At one stage Ray read out a text from a no-doubt well-meaning "pro-life" person, fretting about women being pressurised into having an abortion in these circumstances. Helen responded: "I want to make it clear, we're pro-choice (her stress was on that last word). We're not against anyone faced with a similar situation who choose to go through with the pregnancy."
Again, there was a refreshing determination to deal with reality, messy as it is, and the fact that not everyone will see things the same way. The abortion debate is woefully ideological, as opposed to being practical, reasonable and acknowledging that there are actual human beings involved here.

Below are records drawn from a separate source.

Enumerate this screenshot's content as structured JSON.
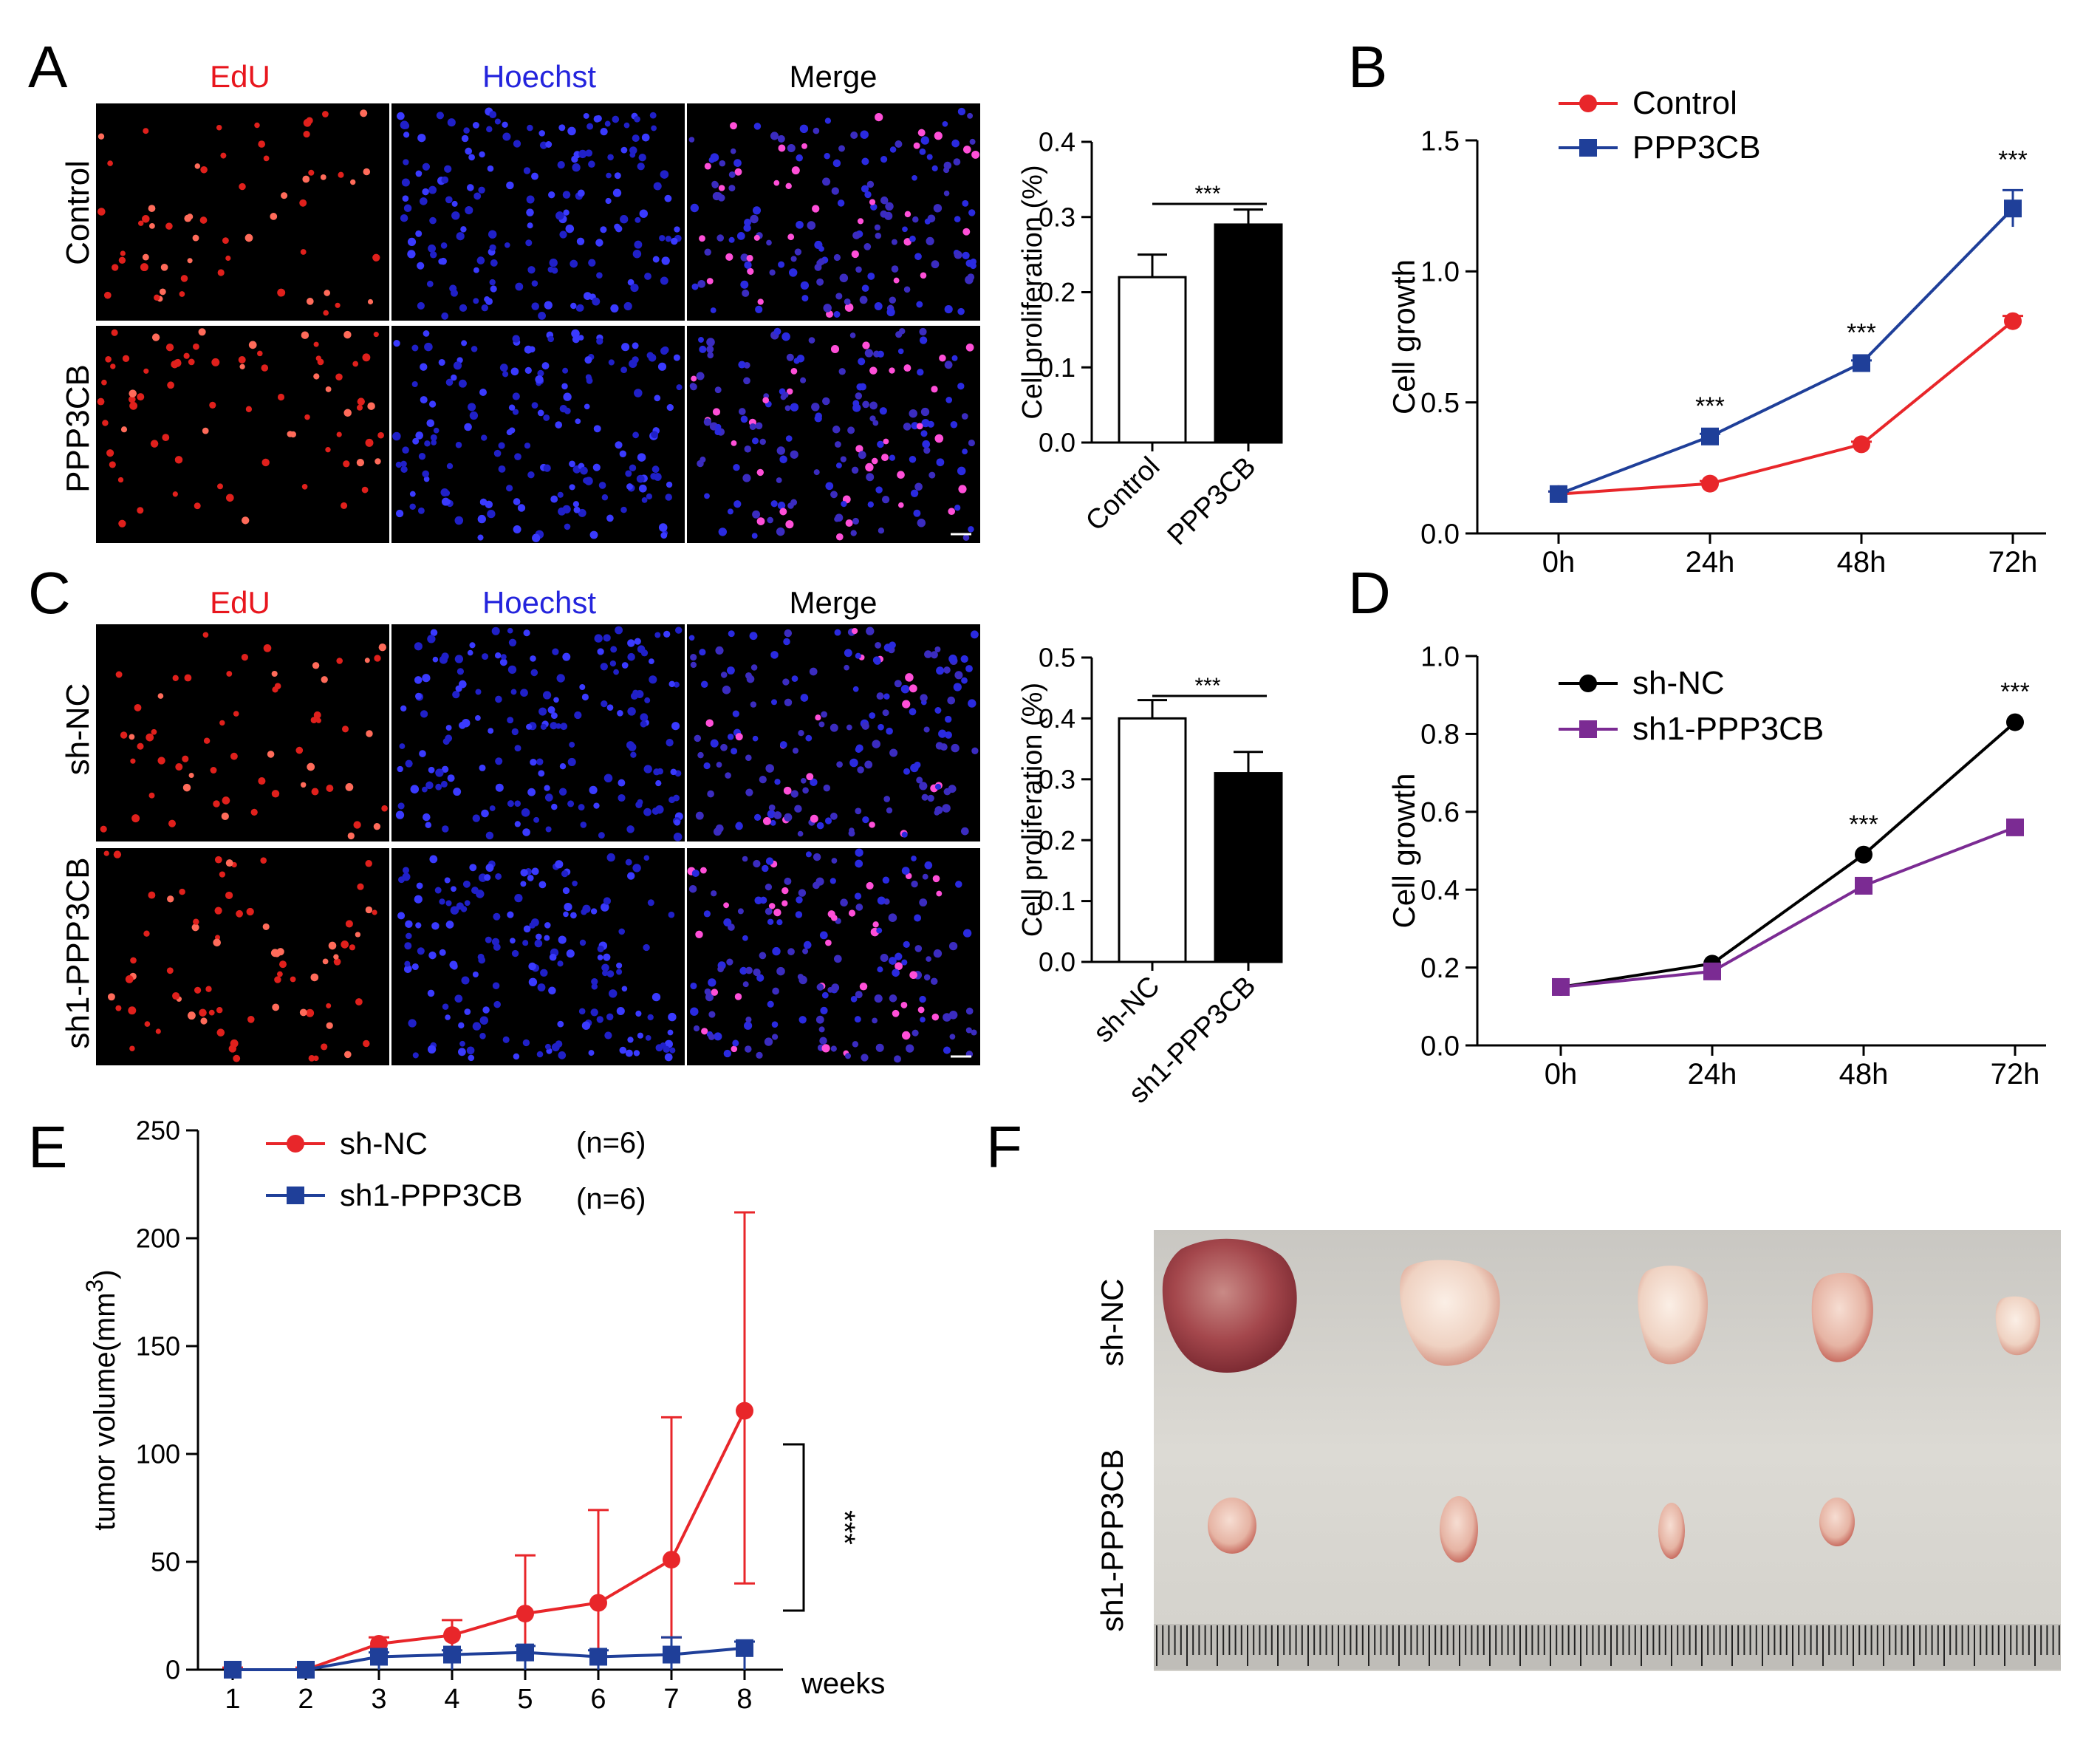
{
  "panels": {
    "A": {
      "letter": "A",
      "columns": [
        "EdU",
        "Hoechst",
        "Merge"
      ],
      "rows": [
        "Control",
        "PPP3CB"
      ],
      "colors": {
        "edu": "#e8161d",
        "hoechst": "#2222dd",
        "merge": "#000000"
      }
    },
    "C": {
      "letter": "C",
      "columns": [
        "EdU",
        "Hoechst",
        "Merge"
      ],
      "rows": [
        "sh-NC",
        "sh1-PPP3CB"
      ]
    },
    "F": {
      "letter": "F",
      "rows": [
        "sh-NC",
        "sh1-PPP3CB"
      ]
    }
  },
  "chart_data": [
    {
      "id": "A-bar",
      "type": "bar",
      "categories": [
        "Control",
        "PPP3CB"
      ],
      "values": [
        0.22,
        0.29
      ],
      "errors": [
        0.03,
        0.02
      ],
      "fills": [
        "#ffffff",
        "#000000"
      ],
      "ylabel": "Cell proliferation (%)",
      "ylim": [
        0,
        0.4
      ],
      "yticks": [
        0.0,
        0.1,
        0.2,
        0.3,
        0.4
      ],
      "ytick_labels": [
        "0.0",
        "0.1",
        "0.2",
        "0.3",
        "0.4"
      ],
      "significance": "***"
    },
    {
      "id": "B-line",
      "letter": "B",
      "type": "line",
      "x": [
        "0h",
        "24h",
        "48h",
        "72h"
      ],
      "series": [
        {
          "name": "Control",
          "values": [
            0.15,
            0.19,
            0.34,
            0.81
          ],
          "errors": [
            0.01,
            0.01,
            0.01,
            0.02
          ],
          "color": "#e8262a",
          "marker": "circle"
        },
        {
          "name": "PPP3CB",
          "values": [
            0.15,
            0.37,
            0.65,
            1.24
          ],
          "errors": [
            0.01,
            0.01,
            0.01,
            0.07
          ],
          "color": "#1f3f99",
          "marker": "square"
        }
      ],
      "ylabel": "Cell growth",
      "ylim": [
        0,
        1.5
      ],
      "yticks": [
        0.0,
        0.5,
        1.0,
        1.5
      ],
      "ytick_labels": [
        "0.0",
        "0.5",
        "1.0",
        "1.5"
      ],
      "annotations": [
        {
          "x": "24h",
          "y": 0.37,
          "text": "***"
        },
        {
          "x": "48h",
          "y": 0.65,
          "text": "***"
        },
        {
          "x": "72h",
          "y": 1.31,
          "text": "***"
        }
      ]
    },
    {
      "id": "C-bar",
      "type": "bar",
      "categories": [
        "sh-NC",
        "sh1-PPP3CB"
      ],
      "values": [
        0.4,
        0.31
      ],
      "errors": [
        0.03,
        0.035
      ],
      "fills": [
        "#ffffff",
        "#000000"
      ],
      "ylabel": "Cell proliferation (%)",
      "ylim": [
        0,
        0.5
      ],
      "yticks": [
        0.0,
        0.1,
        0.2,
        0.3,
        0.4,
        0.5
      ],
      "ytick_labels": [
        "0.0",
        "0.1",
        "0.2",
        "0.3",
        "0.4",
        "0.5"
      ],
      "significance": "***"
    },
    {
      "id": "D-line",
      "letter": "D",
      "type": "line",
      "x": [
        "0h",
        "24h",
        "48h",
        "72h"
      ],
      "series": [
        {
          "name": "sh-NC",
          "values": [
            0.15,
            0.21,
            0.49,
            0.83
          ],
          "errors": [
            0,
            0,
            0,
            0
          ],
          "color": "#000000",
          "marker": "circle"
        },
        {
          "name": "sh1-PPP3CB",
          "values": [
            0.15,
            0.19,
            0.41,
            0.56
          ],
          "errors": [
            0,
            0,
            0,
            0
          ],
          "color": "#7b2b93",
          "marker": "square"
        }
      ],
      "ylabel": "Cell growth",
      "ylim": [
        0,
        1.0
      ],
      "yticks": [
        0.0,
        0.2,
        0.4,
        0.6,
        0.8,
        1.0
      ],
      "ytick_labels": [
        "0.0",
        "0.2",
        "0.4",
        "0.6",
        "0.8",
        "1.0"
      ],
      "annotations": [
        {
          "x": "48h",
          "y": 0.49,
          "text": "***"
        },
        {
          "x": "72h",
          "y": 0.83,
          "text": "***"
        }
      ]
    },
    {
      "id": "E-line",
      "letter": "E",
      "type": "line",
      "x": [
        "1",
        "2",
        "3",
        "4",
        "5",
        "6",
        "7",
        "8"
      ],
      "series": [
        {
          "name": "sh-NC",
          "n_label": "(n=6)",
          "values": [
            0,
            0,
            12,
            16,
            26,
            31,
            51,
            120
          ],
          "errors": [
            1,
            1,
            3,
            7,
            27,
            43,
            66,
            92
          ],
          "errors_low": [
            0,
            0,
            0,
            0,
            0,
            0,
            15,
            40
          ],
          "color": "#e8262a",
          "marker": "circle"
        },
        {
          "name": "sh1-PPP3CB",
          "n_label": "(n=6)",
          "values": [
            0,
            0,
            6,
            7,
            8,
            6,
            7,
            10
          ],
          "errors": [
            0,
            0,
            2,
            2,
            3,
            3,
            8,
            3
          ],
          "errors_low": [
            0,
            0,
            0,
            0,
            0,
            0,
            0,
            0
          ],
          "color": "#1f3f99",
          "marker": "square"
        }
      ],
      "xlabel": "weeks",
      "ylabel": "tumor volume(mm",
      "ylabel_sup": "3",
      "ylabel_close": ")",
      "ylim": [
        0,
        250
      ],
      "yticks": [
        0,
        50,
        100,
        150,
        200,
        250
      ],
      "ytick_labels": [
        "0",
        "50",
        "100",
        "150",
        "200",
        "250"
      ],
      "significance": "***"
    }
  ]
}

There's zealousness on both sides; you hear it all the time on the airwaves. It's mostly from the self-styled pro-life folks (as if everyone else is pro-death), but the other side is like that too. I'm pro-choice all the way - no ifs, buts or maybes about it - but I can admit that side of the fence is guilty as well.
That recent '#ShoutYourAbortion' thing on social media, for example, was crass, juvenile and, worst of all, not helpful. And actually, this Amnesty campaign itself is quite ideological (also, I always believed that their core mission was to aid prisoners of conscience).
Anyway: Helen and Graham Linehan didn't come across to me as dogmatic or rigid, or like they were spouting a set of fixed, pre-installed views. They seemed like two people who had gone through something profound, and made their own minds up on abortion, based on experience, rationality and sympathy.
He said they wanted the public to share their own stories because "once people see the human faces at the end of all these statistics, things might change… Helen and I shouldn't have to talk about this, but as long as it's illegal, we do."
The Shock of the Knee (BBC Radio 4 Extra, Wednesday, 1.30pm) was a surprisingly enjoyable and interesting history of miniskirts, written and presented by British fashion writer Colin McDowell. Now, let me tell you a bit about Colin.
Apparently he's been one of the UK's top style writers for donkey's years, which is fine and dandy. But by far the best thing about Colin - possibly the best thing about the entire radio year thus far - is his voice and accent.
They're so plummy and cut-glass that you could be listening to the BBC cricket results from 1929, or King George V delivering good news from the Raj. As a consequence, literally everything he says is hilarious.
Miniskirt: hilarious. Youth culture: hilarious. Mary Quant: hilarious. Style: hilarious (and somehow lengthened to about two-and-a-half syllables).
Other than that, the documentary was genuinely fascinating for anyone interested in social history, pop culture, youth culture, social trends, all that sort of thing. So what gave birth to the short skirt? The kids wanted their own way of expressing themselves, apparently - up yours grandad, these is me knees and there ain't nothin' you can do about it. Minis caused something of a shock when they debuted at a 1959 Yves Saint Laurent collection, even though one contemporary recalls those as being almost knee-length. I can't imagine how the pearl-clutching dames of the past would react to modern fashion. Smelling salts all 'round.
On Talking Books (Newstalk, Sunday, 9pm), host Sue Cahill - who has produced several brilliant documentaries from Central and South America - visited the Irish, Spanish and Latin-American Literary Festival, held recently in Dublin.
'How surrealism and violence in Mexican culture inspires the country's writers', and 'Can writing help heal the wounds of history?' - these sound like very dark, depressing themes, making for unappetising radio.
Not so: Cahill's trademark curiosity, cheerfulness and smarts, added to some excellent contributors and riveting subject matter, made for a couple of excellent pieces.